January 10, 2008
Stanley Fish is a strange bird. After spending most of his career wrecking the humanities programs at eminent schools like Duke—with results that are visible, in the form of the unhinged ideologues on the faculty who lined up behind the “New Black Panthers” in their harassment campaign against the innocent lacrosse players falsely accused of rape—he has lately become a bit of a gadfly, pestering the academic Left for its most egregious excesses. He has traveled the country in a dog-and-pony show with the shallow neocon Dinesh D’Souza, who has made a career out of cobbling together into books derivative, provocative articles which would have served very nicely as editorials written by 18-year-olds in the Dartmouth Review. And lately, Fish has taken in his NY Times column to defending the liberal arts. Well, sort of. In his latest piece, he argues for the study of the humanities as good in themselves, as above any pragmatic justification in their presumptive effects on students, except as a source of “pleasure.”
All of which sounds very nice. It reminds one, vaguely, of the Aristotelian definition of a virtue as something which is good in itself, a practice undertaken for its own sake. It seems to point, in a vague post-humanist way, towards John Henry Newman’s description of a university as a place intended to create a magnanimous man. It runs its fingers across all these venerable harps, in a kind of intellectual glissando. But in fact, Fish misses the point, and willfully so.
The point of a liberal arts education in a given cultural context is NOT simply to offer the students a more sophisticated form of “pleasure,” one better sorted to their higher-IQ, SAT-selected brains. There are cheaper and more effective ways to do that than, for instance, compelling 20-year-olds (as we do at the excellent liberal arts college where I teach) to study Latin and Greek. If students crave more interesting fare than Freakonomics, those smart enough to enjoy Charles Norris Cochrane’s extraordinary Christianity and Classical Culture can probably figure out how to use Amazon.com, Abebooks (for used titles) or Loome’s Theological Books.
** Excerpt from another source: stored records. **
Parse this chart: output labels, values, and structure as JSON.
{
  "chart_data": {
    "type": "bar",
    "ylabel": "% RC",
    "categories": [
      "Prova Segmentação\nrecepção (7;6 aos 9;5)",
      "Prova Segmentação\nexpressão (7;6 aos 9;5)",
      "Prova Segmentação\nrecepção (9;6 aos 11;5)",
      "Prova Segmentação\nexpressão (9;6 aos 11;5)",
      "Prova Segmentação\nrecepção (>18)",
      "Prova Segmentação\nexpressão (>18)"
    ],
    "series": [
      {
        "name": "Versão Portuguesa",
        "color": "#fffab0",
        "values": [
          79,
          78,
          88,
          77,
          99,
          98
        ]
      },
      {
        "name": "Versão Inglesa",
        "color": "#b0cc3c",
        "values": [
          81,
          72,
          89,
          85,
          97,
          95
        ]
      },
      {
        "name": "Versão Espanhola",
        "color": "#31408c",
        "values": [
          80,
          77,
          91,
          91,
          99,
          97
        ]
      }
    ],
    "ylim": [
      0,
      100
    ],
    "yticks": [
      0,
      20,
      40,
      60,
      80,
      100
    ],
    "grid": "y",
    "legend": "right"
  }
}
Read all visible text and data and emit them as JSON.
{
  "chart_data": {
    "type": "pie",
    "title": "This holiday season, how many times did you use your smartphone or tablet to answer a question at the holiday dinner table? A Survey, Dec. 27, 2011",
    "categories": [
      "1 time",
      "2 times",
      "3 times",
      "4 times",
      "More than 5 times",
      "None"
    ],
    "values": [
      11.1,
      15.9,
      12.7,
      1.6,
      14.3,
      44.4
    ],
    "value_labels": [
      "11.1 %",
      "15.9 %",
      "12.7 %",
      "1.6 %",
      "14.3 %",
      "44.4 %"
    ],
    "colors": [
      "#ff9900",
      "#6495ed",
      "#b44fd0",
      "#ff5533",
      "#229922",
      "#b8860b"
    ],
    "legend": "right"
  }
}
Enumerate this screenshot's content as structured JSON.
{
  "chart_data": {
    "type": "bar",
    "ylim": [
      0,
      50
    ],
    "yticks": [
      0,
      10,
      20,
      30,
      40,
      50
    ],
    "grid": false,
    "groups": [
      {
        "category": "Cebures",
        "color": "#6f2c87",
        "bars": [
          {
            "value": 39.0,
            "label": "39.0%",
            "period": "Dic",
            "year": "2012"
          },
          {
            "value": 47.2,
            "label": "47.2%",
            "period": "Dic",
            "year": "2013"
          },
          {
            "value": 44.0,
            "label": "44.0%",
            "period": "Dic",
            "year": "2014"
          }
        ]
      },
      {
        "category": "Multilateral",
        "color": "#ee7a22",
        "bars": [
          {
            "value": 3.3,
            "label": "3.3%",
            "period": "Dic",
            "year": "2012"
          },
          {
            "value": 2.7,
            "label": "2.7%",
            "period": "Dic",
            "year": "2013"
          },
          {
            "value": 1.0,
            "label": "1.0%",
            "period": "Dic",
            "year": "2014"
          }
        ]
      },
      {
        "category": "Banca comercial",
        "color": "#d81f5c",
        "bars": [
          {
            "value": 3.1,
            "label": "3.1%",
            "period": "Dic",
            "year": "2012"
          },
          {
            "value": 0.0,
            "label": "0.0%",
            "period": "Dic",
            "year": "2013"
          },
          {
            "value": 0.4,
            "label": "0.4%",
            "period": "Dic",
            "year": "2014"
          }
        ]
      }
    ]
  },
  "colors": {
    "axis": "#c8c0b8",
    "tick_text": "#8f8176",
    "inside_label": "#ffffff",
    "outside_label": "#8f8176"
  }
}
No, the liberal arts have a wider, and more important purpose, than NPR’s “The Puzzler”—a major source of pleasure to smart people across the Anglosphere. They are intended—as Cicero and the whole anti-sophist rhetorical tradition after him asserted, through Augustine, Boethius, the Renaissance humanists and the Jesuit educators—to craft responsible citizens. They are meant, in fact, to form leaders. Leaders of a specific culture with particular values—in the West, western values. In China, Confucian education had a parallel purpose for that high culture. In any civilization worthy of the name, advanced education that goes beyond the merely technocratic is meant to YOKE the pursuit of higher pleasures to the deepening of the soul, the broadening of the intellect, the capacity for empathy and self-sacrifice—AND the defense of the particular civilization which has developed this corpus of “Great Books” and “Great Ideas.” Not to sound like a Marxist, but without the economic, religious, political, and (usually) demographic substrate on which these other achievements are built, none of them are possible. Education which neglects to explain, and make it possible on some level to both critique AND defend the institutions which made that civilization possible is suited only for irresponsible dilettantes. It was such “enlightened” education—which spread widely after the suppression of the Jesuits—that corrupted the French elites, prepared the way for the Jacobins. The denatured liberal humanism of the 1940s and 50s—so aptly critiqued in David Gress’ brilliant From Plato to NATO—laid the groundwork for the deranged campus violence of the 1960s, and the tenured radicalism which followed it.
The liberal arts are the techne which make possible the life of a free man in a particular society. If they undermine that society, or even fail to firm it up, they eat up the moral capital on which they depend. The ideological fads which men like Fish helped to spawn have alienated students from taking classes in literature, art, even foreign languages (they can be politicized, too—I had to read feminist pamphlets in Italian back at Yale in 1982). The departments which have been filled with tenured feminists, endowed deconstructionists, erudite explicators of video games, will simply be shunned by sane, healthy students… and eventually defunded by administrators. “Queer Theory” explorations of Shakespeare will be replaced by mandatory courses in business and technical writing, and plenty of ESL classes aimed at H1-B visa engineers from India. And our culture will be all the healthier for it.
Those of us who persevere at schools which have resisted the moral rot can go on teaching those who will learn. Students whose parents can only afford state schools can read the Great Books on their own, and form Meet Up groups to discuss them. They won’t benefit as they would have from encountering learned scholars of these works, or engaging them in a lived community on a campus—and that is a tragedy. But those who have studied the liberal arts are quite familiar with the genre.